By DadsDivorce.com reader Big D

Over the past few years I have had to go back to my Divorce Settlement Agreement and rely on what was “agreed” to in that document. There are times I am very happy, but there are other times I wanted to yell out loud because I agreed to such horrible wording and details.

In an effort to help my fellow divorced dads out there, I thought I would at least put together some wording phrases that I suggest you consider. You need to think about the future, not today. If the wording sounds corny, silly, or not important at the moment, that might not be the case in two to three years.

In Part 1, I wrote about tips on wording parenting time and holiday visitation. Part 2 discussed wording for picking up and dropping off the kids, education, alimony and child support. Today’s final part will address child care, overnights and remarriage.

Child Care

I will keep this simple. It is my opinion that child care should be 100% of the responsibility of the person who is caring for the children. For example, I work from home and can care for the children 100% after they get off the bus and after school. I can also care for them during the summer 100%. My ex-wife has a live-in relative, who does not work. So, she has 100% free child care for the same time frame she has the children. For me, I can’t say “I pay myself $500 a month to care for my children after school.” However, she does say she pays $500 a month to the relative!

On the flip side, if both parents work, or one parent works and it is clearly a hardship that child care is expensive, then it is important to help carry that burden. I took this approach during my divorce and wrote it up this way in my document, and now pay her for $650 of phantom child care! We all know that trust is on pretty thin ice when it comes to ex’s!

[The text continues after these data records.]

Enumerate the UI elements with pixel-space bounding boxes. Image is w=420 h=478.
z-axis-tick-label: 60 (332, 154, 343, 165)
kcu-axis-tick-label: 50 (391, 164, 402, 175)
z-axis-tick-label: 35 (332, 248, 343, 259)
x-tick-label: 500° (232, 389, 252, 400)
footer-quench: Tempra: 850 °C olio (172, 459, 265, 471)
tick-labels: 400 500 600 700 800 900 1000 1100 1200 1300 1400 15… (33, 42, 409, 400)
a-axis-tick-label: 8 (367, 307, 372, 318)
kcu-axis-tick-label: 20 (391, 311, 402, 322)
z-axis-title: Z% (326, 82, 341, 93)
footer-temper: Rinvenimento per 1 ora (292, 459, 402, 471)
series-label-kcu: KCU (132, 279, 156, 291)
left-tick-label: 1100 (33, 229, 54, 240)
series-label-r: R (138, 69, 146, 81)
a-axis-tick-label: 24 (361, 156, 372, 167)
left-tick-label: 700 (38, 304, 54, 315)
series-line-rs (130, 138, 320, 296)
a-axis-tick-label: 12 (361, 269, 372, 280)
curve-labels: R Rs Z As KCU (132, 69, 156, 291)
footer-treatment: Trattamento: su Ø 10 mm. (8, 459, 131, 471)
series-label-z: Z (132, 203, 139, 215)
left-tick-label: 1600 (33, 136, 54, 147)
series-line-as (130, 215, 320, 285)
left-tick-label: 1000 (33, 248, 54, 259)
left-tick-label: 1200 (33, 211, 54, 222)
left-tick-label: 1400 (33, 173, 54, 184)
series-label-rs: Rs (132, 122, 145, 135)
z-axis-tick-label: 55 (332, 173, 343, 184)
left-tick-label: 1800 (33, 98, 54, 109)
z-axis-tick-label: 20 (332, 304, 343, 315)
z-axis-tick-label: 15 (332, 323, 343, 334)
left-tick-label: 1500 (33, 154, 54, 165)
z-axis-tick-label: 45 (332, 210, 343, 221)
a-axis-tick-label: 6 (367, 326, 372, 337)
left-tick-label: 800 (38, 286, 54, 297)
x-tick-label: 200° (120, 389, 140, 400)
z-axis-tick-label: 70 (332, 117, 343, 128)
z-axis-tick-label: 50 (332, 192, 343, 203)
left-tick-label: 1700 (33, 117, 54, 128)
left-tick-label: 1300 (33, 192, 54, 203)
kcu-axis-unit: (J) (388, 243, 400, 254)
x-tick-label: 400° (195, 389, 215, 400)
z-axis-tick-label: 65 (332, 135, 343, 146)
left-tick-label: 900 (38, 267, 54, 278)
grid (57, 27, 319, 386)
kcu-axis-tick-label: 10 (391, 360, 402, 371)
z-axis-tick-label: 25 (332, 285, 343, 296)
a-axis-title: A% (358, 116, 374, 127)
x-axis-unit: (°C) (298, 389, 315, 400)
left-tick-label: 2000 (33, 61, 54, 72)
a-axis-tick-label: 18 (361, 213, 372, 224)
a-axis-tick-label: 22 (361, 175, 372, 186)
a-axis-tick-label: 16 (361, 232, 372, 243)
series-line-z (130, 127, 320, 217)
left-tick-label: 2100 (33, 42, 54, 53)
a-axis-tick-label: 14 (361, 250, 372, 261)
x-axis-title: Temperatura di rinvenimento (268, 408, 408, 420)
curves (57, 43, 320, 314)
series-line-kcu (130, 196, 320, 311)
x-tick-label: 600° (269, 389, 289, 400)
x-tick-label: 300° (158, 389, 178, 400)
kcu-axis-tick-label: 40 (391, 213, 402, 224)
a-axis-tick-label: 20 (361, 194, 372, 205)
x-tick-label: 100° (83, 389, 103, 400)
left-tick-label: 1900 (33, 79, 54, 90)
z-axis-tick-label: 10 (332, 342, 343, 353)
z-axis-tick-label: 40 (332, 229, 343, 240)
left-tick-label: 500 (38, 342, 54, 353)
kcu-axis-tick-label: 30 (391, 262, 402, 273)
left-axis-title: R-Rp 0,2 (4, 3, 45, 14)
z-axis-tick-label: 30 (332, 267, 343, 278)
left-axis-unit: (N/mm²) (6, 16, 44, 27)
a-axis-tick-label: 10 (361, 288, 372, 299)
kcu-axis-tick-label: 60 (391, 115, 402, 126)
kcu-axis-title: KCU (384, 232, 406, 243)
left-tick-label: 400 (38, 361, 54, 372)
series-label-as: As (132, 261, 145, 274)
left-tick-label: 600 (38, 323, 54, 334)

This has been a real big issue for many of the divorced dads I know. The language in the current document clearly says that “the parent with the children must be with the children overnight, or the other parent has the first right of refusal to watch the kids during that evening.” I don’t mind this, however, there are some issues that I think should be considered.

First, if one parent does not abide by this and constantly has “others” (including live in relatives) watch the children, it is not fair to the other parent.

Second, if there is a remarriage, I feel that the new spouse (either way) should be allowed to care for the children overnight as a step-parent.

Finally, abusing the wording by having the children have a sleep over in order for the parent to not have to be home is borderline breaking the language in the document.

Considering all of these issues, I suggest NOT having the language in the document and the parent caring for the children is fully responsible for the children, even if they must hire someone to care for them overnight. If they can’t find someone, then they can call on the ex to help out.



I know that many of you read this and are thinking about marriage along the lines of “I will never do this again!” There is much validity in that statement, especially if you have gone through a nasty or harsh divorce. It is sort of like when women say they will never go through labor again, but end up with two or three children. Time does heal!

Anyway, I feel that there should be remarriage wording in the settlement document.

First, if the person receiving spousal support gets remarried, the spousal support should end immediately and forever.

Also, when there is now a step-parent involved for children, the parenting responsibilities for the one parent are shared by the step-parent. This will include overnight stays, pickup of the children, etc.


In Summary

If your divorce is going smooth and you feel that you can trust your ex today and down the road, think again! If your divorce is rough and you know you can’t trust your ex, make sure you take extra precaution to protect yourself and your children. Make sure you look at every point in this article as well as any other areas that are important to you and your case. Review them with your attorney, talk with others that have been divorced, and make sure you use wording that works for you. Good luck!